Anuj: About 17 percent is a large equity dilution - what was the need for that because as you have mentioned in the press release that your capital adequacy ratio was already quite strong so what was the need for this large scale equity dilution?
A: The dilution is close to about 14 percent actually. This is a financial services company and it’s good to be adequately capitalised. Secondly as far as the growth opportunity is concerned for the next two-three years we continue to see significant opportunities. In the last two years we have been growing at 30 percent per year compounded and we see this opportunity in future as well. So, in that sense it makes sense for us to raise some additional equity for growth.
Ekta: Post this preferential issue that will be completed of Rs 178 crore, what will the capital adequacy ration stand at?
A: Right now the capital adequacy is 21.4 percent and after this issue it will be 24 percent.
Ekta: Would there be any more incremental money that you will look to raise via any other sort of source or would you be adequately compensated at least in the near-term?
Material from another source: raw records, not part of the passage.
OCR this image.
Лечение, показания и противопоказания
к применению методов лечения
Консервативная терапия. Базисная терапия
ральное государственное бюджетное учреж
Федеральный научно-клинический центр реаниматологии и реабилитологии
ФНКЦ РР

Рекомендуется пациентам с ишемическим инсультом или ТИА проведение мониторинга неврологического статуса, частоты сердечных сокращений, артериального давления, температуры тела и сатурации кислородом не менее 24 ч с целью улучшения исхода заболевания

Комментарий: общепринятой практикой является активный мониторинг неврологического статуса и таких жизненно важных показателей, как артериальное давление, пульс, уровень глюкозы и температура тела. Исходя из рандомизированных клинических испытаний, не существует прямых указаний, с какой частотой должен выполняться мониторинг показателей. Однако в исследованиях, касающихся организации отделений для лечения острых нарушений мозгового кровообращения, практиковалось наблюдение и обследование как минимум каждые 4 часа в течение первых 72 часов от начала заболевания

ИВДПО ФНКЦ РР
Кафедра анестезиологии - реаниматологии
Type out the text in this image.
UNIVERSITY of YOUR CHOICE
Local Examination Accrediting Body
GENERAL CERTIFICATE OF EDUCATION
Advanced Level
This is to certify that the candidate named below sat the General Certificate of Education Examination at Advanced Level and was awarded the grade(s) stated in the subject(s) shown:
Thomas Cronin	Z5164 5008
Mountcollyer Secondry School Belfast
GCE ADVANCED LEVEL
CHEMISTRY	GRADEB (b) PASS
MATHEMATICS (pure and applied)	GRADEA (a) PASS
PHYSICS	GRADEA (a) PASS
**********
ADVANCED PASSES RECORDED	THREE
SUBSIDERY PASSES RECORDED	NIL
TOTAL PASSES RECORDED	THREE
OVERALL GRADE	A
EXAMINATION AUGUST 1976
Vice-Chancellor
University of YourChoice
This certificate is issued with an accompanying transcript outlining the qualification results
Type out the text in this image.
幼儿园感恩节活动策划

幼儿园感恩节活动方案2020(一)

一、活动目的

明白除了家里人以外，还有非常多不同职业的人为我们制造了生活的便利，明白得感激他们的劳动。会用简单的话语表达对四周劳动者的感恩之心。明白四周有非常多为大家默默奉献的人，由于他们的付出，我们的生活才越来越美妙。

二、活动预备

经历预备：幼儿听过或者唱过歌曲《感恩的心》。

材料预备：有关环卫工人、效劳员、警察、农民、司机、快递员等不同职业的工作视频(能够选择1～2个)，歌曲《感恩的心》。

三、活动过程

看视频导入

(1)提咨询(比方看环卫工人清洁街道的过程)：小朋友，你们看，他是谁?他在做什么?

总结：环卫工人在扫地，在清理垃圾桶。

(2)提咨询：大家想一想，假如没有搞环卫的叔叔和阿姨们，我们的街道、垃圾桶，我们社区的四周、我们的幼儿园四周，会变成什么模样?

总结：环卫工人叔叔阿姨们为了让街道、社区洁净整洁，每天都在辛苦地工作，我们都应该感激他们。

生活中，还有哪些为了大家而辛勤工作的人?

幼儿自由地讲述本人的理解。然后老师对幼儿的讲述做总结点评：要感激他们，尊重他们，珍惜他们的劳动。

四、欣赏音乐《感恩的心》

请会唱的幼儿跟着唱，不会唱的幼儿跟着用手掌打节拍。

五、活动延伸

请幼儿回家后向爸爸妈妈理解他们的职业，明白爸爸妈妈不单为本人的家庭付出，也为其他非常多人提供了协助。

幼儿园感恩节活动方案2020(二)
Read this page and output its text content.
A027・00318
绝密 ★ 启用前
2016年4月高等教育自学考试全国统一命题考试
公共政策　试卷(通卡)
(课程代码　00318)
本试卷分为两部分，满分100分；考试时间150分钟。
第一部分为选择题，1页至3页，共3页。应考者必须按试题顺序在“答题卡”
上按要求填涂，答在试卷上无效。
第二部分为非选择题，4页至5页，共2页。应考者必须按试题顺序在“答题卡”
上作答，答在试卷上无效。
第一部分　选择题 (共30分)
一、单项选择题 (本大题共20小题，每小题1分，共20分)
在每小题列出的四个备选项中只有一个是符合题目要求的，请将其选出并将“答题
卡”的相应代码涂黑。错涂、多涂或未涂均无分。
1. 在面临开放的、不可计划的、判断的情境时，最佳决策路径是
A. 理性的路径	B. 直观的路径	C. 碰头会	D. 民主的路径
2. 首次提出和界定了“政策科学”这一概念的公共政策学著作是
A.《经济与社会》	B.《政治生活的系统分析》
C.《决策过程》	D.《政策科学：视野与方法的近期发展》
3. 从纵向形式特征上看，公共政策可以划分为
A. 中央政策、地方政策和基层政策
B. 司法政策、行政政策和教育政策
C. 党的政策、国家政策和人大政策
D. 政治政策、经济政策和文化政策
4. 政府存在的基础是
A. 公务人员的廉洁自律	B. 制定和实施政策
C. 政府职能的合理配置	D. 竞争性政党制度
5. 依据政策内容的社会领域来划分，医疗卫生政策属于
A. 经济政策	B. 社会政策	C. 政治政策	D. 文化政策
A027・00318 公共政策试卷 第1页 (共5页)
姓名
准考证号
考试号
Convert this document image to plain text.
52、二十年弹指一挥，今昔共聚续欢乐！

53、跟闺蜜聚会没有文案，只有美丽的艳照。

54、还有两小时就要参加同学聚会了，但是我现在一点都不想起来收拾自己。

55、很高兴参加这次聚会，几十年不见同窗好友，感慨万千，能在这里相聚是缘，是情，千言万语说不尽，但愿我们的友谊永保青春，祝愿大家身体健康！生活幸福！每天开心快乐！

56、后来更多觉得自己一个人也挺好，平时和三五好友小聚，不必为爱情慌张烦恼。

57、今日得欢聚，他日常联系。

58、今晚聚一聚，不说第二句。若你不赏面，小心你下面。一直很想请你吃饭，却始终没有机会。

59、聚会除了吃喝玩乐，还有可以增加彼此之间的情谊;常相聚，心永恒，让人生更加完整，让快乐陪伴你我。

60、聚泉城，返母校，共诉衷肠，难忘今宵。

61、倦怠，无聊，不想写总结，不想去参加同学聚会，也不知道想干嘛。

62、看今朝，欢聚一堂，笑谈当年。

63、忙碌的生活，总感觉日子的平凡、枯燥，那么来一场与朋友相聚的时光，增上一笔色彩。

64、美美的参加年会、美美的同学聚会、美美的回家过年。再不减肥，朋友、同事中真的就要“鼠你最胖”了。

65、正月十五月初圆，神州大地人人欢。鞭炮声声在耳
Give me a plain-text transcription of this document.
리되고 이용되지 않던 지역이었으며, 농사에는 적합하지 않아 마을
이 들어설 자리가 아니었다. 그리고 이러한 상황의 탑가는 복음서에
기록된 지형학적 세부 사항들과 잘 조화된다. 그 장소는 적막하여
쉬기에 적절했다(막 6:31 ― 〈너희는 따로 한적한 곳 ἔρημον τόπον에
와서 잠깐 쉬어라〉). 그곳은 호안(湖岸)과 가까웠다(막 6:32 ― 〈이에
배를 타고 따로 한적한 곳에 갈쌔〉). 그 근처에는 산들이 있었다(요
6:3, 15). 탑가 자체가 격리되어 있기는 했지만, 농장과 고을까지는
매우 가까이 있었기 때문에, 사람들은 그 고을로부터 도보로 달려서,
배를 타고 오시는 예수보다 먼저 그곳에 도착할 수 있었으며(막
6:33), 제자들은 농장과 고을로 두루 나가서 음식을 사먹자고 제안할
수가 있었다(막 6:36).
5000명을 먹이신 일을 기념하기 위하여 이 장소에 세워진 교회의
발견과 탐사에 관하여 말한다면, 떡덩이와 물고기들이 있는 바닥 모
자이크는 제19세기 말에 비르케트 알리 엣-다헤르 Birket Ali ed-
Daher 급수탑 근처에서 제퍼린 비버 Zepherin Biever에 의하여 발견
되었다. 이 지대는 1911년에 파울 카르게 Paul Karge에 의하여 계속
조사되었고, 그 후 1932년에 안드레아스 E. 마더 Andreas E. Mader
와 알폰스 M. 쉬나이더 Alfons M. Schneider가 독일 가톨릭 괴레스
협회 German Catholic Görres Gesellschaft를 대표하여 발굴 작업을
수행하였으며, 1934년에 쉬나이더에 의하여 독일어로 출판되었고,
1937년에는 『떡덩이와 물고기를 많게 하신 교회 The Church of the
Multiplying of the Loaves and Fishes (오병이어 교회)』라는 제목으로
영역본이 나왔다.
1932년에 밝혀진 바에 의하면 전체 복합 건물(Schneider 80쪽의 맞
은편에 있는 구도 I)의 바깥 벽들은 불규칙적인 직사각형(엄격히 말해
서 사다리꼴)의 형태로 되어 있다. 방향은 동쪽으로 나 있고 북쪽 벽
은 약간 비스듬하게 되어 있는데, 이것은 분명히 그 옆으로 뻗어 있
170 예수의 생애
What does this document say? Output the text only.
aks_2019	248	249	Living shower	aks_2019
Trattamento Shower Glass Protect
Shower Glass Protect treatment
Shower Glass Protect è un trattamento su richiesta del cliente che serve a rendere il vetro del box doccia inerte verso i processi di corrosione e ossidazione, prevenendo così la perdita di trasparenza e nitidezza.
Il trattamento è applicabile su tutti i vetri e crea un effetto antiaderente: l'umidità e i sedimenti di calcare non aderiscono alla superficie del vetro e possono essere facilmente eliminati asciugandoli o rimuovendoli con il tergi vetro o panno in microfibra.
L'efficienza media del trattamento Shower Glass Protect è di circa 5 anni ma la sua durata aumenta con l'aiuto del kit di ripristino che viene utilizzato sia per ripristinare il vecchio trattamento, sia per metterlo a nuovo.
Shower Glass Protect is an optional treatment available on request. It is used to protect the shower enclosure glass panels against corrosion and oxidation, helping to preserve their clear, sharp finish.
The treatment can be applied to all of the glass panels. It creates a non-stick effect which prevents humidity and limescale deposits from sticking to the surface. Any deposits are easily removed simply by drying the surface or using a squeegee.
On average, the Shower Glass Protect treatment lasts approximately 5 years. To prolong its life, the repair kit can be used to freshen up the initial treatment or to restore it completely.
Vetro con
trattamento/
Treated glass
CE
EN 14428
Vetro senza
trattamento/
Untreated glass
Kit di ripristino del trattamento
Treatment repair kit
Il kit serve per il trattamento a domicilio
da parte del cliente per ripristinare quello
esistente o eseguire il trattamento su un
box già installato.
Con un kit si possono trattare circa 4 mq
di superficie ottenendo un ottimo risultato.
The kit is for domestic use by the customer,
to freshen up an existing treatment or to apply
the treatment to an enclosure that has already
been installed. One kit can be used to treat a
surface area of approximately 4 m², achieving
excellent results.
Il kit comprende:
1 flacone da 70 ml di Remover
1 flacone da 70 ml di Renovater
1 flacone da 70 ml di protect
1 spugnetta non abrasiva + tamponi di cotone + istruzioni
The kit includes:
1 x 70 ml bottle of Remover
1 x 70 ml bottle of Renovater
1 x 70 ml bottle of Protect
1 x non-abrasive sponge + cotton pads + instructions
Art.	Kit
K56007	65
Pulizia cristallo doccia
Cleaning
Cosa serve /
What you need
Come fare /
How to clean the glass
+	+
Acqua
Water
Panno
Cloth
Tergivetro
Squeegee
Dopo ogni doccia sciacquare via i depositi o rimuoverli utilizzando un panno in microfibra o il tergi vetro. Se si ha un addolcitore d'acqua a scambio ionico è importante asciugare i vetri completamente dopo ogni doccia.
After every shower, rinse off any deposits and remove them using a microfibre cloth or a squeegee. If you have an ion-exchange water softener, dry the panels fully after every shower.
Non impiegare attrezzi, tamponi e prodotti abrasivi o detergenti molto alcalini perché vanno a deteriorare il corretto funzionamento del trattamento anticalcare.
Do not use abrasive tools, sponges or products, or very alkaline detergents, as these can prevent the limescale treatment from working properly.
A: For the next 12-18 months we do not see the need for any additional infusion of capital at this point of time and we are quite comfortable at this point of time.
Ekta: I just wanted to actually focus on the asset under management (AUMs) which you have spoken about in your press release as well. Can you just detail how this current quarter is spanning out for you all in terms of your total assets under management and how exactly business is doing on a fundamental basis as well?
A: Businesses at fundamental level is doing very well and as I mentioned earlier we have grown 30 percent. Last year our assets under management was Rs 7,000 crore, this year it has grown to about Rs 9,070 crore and a substantial part of this growth is coming from the lending to the small and medium enterprises sector that too against pledge of property that frankly is a very large market in India and from the small base we are coming from to continue to post maybe at 30 to 35 percent growth is really not an issue at all. At this point of time that business is doing very well.
The other lines of businesses which we are doing are relatively smaller in ticket size but in a way are quite a niche area for example look at two-wheeler financing business or durable financing business - each one of these businesses from the base we are starting from is growing quite well. So, this Rs 9,000 crore is composed of about Rs 6,000 crore of mortgages and the rest is split between the other businesses.
Anuj: What's the plan going forward, would you be consolidating in some of these businesses or are you looking at some new lines of businesses as well?
A: These three or four consumer businesses are significantly the areas that we are looking to expand in the days to come. We are present in about 40 cities. We have about 1,200 employees, we are originating significant volumes out of this long term lending business which is mortgaged every month and clearly these are business which we are quite happy about.
We feel safe and secure in the current economic environment and of course the equity raise also gives us some additional cushion and additional insurance as far as capital is concerned. The lines of business are in a way insured because they all are secured against property. Between these two-two factors we look forward to good growth in the years to come.
To the shareholders who are probably listening to this program I can very confidentially tell them that the company is doing really very-very good the last many years and we just look forward to continue to grow.